Any SEC filing must be signed by stakeholders (usually high-ranking board members) who attest that the information is complete and correct to the best of their knowledge (and being purposefully ignorant of a situation is not accepted as an excuse for not having the knowledge in question if the signatory would have had access to said knowledge). Essentially, purposefully not filing properly and/or knowingly filing a report with false information is a literal federal offense. This would mean that signatories are liable if they fail to disclose an incident, or if they report incorrect information on the state of their cybersecurity resilience. Penalties can include fines, being barred from an industry or from holding a position at a public company, or even federal charges being filed that could result in jail time in extreme incidents. In other words, there is iron in the glove when it comes to enforcement of these regulations – which business leadership have been very well aware of in other areas of SEC reporting for decades now. 

The impact of these two regulations going into effect has been sweeping and even surprising overall. First and foremost, the specifics of several incidents became public knowledge due to the filing requirements – such as the gaming/casino attacks that occurred late in 2023. While organizations might otherwise downplay the impact of these incidents, or even attempt to completely hide the incident entirely, now the details are becoming public knowledge and impacting things like share prices and customer trust. Other incidents may come to light with the new annual report regulations, showing which companies are properly defending their organizations and which are not. Most surprisingly, advanced persistent threat (APT) groups – organized criminal groups who create and run coordinated attacks against high-value targets – have actually embraced the new regulations. In one now-famous incident, ALPV/BlackCat filed a complaint with the SEC; detailing MeridanLink’s failure to comply with the reporting requirements when that organization did not file an amended Form 8-K in a timely fashion ( https://www.scmagazine.com/news/hacker-group-files-sec-complaint-against-its-own-victim ). It should be noted that this reporting was for an incident that occurred before the go-live date of the regulations, and as such did not actually trigger an SEC investigation; but it shows that threat actors will indeed weaponize this system to force organizations to pay their ransom fees in order to minimize or control what information becomes public about an incident they suffer. 

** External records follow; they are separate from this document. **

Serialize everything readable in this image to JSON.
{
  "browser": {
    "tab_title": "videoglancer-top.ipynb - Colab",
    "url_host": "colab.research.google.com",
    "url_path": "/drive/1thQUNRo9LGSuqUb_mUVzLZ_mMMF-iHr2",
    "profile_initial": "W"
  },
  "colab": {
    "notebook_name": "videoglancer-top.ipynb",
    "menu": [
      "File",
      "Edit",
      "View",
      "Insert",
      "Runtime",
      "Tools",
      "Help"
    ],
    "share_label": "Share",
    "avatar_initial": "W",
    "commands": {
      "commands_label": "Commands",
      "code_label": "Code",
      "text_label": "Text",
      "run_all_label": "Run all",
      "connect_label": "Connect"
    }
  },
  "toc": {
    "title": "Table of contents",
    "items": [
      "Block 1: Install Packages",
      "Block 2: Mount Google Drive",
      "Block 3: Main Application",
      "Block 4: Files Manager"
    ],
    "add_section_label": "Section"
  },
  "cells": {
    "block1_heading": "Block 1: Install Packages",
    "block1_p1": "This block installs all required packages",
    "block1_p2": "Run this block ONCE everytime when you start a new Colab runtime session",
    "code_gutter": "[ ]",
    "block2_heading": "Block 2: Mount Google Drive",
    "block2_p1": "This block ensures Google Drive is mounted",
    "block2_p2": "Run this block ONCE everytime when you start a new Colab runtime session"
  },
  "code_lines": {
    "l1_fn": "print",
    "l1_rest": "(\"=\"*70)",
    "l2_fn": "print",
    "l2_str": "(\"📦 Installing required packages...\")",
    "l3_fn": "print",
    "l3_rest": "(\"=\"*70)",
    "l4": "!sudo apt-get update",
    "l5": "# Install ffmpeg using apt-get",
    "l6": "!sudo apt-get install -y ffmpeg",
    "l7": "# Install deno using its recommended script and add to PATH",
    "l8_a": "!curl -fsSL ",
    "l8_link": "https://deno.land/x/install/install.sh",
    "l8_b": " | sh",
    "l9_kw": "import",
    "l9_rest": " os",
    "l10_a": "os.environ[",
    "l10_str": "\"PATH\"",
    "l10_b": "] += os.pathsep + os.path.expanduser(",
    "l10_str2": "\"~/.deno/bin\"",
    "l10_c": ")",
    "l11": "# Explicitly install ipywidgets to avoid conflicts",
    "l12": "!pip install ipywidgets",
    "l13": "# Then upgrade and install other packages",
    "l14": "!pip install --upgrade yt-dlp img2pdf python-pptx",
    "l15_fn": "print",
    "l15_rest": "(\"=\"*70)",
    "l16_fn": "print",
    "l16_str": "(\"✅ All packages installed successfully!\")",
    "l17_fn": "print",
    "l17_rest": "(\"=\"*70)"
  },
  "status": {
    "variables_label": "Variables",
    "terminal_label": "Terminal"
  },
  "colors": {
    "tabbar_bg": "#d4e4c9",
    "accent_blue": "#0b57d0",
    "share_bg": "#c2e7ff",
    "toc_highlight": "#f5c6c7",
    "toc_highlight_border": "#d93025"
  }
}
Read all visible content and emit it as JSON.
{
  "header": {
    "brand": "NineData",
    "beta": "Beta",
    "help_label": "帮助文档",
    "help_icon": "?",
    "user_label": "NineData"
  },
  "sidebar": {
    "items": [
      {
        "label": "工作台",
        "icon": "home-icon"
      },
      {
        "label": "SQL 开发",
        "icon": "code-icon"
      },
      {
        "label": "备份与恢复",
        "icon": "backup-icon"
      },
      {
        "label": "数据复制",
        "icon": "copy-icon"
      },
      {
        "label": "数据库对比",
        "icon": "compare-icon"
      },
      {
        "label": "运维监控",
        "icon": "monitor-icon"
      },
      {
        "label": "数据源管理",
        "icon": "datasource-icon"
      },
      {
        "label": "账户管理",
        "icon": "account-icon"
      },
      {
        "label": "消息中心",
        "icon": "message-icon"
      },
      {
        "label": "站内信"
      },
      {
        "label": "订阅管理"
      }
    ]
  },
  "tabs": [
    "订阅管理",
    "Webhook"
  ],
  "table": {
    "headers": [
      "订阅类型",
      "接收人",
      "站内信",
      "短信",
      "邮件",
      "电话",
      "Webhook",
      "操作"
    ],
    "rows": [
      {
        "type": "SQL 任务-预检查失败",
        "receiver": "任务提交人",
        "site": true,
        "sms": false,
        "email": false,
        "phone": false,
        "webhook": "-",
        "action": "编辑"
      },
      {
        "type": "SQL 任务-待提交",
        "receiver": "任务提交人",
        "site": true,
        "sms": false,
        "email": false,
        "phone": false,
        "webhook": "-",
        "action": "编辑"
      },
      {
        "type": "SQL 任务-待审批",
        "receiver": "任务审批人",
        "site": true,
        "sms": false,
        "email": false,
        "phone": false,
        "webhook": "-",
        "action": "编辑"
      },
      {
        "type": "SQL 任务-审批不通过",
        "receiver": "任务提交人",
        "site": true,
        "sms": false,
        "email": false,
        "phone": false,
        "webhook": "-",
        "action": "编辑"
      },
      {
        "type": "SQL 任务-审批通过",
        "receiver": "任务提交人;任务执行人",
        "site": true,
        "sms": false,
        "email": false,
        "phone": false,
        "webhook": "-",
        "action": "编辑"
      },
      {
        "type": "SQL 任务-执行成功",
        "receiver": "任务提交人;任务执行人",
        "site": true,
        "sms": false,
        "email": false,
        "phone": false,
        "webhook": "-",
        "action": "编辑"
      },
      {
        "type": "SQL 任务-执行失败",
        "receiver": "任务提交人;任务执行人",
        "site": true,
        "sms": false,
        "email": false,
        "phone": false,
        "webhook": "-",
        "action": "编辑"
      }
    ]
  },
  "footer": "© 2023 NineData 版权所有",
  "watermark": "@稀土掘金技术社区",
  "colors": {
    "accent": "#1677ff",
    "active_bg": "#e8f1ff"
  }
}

The new SEC regulations have been challenged, however. The Congress of the United States of America has claimed that the SEC over-reached with the regulations, as such measures are in the purview of Congress and not the SEC. We’ll have to keep an eye on the ongoing debate to see if the regulations are allowed to stand, or if Congress strikes them and renders them invalid. Even if the SEC regulations do get struck down, it would be likely that Congress would pass their own, similar measures to replace them, so this story is going to be sticking around for a while either way.

The SEC has taken a decisive step toward mandatory reporting for cybersecurity incidents that may impact investor decisions. It is likely we will see more governments move in the same direction due to the financial impact of the massive number of cybersecurity incidents seen in the last few years; and the sheer impact that those incidents have had on national and global economic factors. Organizations should definitely prepare for how they will meet these new regulatory requirements to remain in compliance.